PHILOLOGY AND DEMETER ERINNYS
Mr. Max Müller on Demeter ErinnysLike Mannhardt, our author in his new treatise discusses the strange old Arcadian myth of the horse-Demeter Erinnys (ii. 537). He tells the unseemly tale, and asks why the Earth goddess became a mare? Then he gives the analogous myth from the Rig-Veda, 65 which, as it stands, is ‘quite unintelligible.’ But Yâska explains that Saranyu, daughter of Tvashtri, in the form of a mare, had twins by Vivasvat, in the shape of a stallion. Their offspring were the Asvins, who are more or less analogous in their helpful character to Castor and Pollux. Now, can it be by accident that Saranyu in the Veda is Erinnys in Greek? To this ‘equation,’ as we saw, Mannhardt demurred in 1877. Who was Saranyu? Yâska says ‘the Night;’ that was Yâska’s idea. Mr. Max Müller adds, ‘I think he is right,’ and that Saranyu is ‘the grey dawn’ (ii. 541).

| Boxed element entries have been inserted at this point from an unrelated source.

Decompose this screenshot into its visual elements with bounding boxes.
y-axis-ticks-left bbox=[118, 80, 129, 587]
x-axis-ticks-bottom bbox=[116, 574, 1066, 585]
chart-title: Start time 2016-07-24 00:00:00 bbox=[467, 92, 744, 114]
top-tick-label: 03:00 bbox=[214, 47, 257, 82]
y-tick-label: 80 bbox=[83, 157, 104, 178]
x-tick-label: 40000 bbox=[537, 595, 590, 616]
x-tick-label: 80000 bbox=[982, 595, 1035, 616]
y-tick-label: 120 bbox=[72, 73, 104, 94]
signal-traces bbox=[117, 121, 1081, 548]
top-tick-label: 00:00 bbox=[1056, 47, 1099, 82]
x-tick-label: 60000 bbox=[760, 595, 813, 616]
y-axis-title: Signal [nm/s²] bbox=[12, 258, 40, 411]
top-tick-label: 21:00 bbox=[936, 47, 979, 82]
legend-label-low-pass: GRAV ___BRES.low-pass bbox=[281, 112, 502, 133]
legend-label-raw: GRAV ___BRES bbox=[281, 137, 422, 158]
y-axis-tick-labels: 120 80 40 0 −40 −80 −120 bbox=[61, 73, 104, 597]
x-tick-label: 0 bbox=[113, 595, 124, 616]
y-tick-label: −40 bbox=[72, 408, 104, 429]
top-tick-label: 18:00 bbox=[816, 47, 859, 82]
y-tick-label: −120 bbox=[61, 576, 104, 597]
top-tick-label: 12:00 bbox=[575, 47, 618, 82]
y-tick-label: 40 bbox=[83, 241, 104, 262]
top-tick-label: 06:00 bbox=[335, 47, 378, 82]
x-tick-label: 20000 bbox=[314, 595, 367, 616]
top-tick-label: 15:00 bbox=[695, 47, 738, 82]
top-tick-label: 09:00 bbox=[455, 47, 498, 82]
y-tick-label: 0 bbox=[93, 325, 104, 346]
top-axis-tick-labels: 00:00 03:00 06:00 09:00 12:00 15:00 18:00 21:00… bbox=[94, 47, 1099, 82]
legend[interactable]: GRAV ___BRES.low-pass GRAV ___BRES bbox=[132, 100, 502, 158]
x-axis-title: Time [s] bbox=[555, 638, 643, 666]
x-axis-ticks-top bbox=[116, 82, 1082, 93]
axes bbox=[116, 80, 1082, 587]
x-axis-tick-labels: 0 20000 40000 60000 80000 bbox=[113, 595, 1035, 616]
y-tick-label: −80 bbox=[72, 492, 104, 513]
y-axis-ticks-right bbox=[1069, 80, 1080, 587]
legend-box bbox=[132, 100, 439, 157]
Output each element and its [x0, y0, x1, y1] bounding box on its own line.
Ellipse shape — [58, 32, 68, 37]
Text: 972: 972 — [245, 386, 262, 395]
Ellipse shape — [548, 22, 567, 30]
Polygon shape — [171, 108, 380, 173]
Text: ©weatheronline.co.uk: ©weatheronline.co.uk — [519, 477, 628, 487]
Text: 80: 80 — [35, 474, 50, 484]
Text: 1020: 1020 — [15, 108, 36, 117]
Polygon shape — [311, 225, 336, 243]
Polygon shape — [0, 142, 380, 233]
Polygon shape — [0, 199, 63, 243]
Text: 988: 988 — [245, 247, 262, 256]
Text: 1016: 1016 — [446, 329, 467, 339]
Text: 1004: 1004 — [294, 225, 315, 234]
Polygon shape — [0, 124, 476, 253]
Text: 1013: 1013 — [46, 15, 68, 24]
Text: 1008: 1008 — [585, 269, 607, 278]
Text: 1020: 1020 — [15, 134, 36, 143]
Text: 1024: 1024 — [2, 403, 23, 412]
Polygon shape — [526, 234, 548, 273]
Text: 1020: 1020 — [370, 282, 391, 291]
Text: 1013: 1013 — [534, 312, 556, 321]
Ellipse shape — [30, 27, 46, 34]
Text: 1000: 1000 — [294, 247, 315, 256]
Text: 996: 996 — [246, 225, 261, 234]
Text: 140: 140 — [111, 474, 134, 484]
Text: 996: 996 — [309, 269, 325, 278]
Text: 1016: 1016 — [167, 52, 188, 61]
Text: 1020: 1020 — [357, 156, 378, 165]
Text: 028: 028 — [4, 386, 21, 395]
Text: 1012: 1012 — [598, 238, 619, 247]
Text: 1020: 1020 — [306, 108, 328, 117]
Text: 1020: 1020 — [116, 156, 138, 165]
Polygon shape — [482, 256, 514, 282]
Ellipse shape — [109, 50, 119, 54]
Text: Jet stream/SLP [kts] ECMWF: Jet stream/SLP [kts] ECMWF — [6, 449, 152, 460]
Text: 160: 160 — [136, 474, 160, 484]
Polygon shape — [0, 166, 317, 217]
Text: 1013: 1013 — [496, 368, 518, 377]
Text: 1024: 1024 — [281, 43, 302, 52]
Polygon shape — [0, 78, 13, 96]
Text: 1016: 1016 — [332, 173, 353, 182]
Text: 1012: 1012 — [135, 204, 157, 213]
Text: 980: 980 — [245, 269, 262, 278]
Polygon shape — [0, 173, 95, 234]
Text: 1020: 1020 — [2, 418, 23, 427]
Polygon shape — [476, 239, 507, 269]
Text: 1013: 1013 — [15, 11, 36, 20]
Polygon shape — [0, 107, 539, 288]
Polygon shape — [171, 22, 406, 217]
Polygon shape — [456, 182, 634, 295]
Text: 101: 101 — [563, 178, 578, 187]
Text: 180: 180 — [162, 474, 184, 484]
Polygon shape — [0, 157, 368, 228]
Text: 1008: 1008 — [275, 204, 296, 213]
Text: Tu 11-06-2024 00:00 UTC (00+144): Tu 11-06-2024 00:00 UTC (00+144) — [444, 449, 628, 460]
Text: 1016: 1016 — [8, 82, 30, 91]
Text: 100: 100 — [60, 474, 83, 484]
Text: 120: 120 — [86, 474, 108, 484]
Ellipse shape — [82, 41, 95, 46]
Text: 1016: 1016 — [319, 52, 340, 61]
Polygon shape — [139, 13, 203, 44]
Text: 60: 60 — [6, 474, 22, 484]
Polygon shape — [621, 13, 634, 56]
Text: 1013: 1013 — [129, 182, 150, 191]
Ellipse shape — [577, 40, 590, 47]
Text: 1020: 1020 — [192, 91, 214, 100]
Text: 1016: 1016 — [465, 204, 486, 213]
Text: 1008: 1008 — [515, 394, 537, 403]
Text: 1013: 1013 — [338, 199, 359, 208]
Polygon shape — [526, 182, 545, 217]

‘But,’ the bewildered reader exclaims, ‘Dawn is one thing and Night is quite another.’ So Yâska himself was intelligent enough to observe, ‘Night is the wife of Aditya; she vanishes at sunrise.’ However, Night in Mr. Max Müller’s system ‘has just got to be’ Dawn, a position proved thus: ‘Yâska makes this clear by saying that the time of the Asvins, sons of Saranyu, is after midnight,’ but that ‘when darkness prevails over light, that is Madhyama; when light prevails over darkness, that is Aditya,’ both being Asvins. They (the Asvins) are, in fact, darkness and light; and therefore, I understand, Saranyu, who is Night, and not an Asvin at all, is Dawn! To make this perfectly clear, remember that the husband of Saranyu, whom she leaves at sunrise, is – I give you three guesses – is the Sun! The Sun’s wife leaves the Sun at sunrise. 66 This is proved, for Aditya is Vivasvat=the Sun, and is the husband of Saranyu (ii. 541). These methods of proving Night to be Dawn, while the substitute for both in the bed of the Sun ‘may have been meant for the gloaming’ (ii. 542), do seem to be geistvolle Spiele des Witzes, ingenious jeux d’esprit, as Mannhardt says, rather than logical arguments.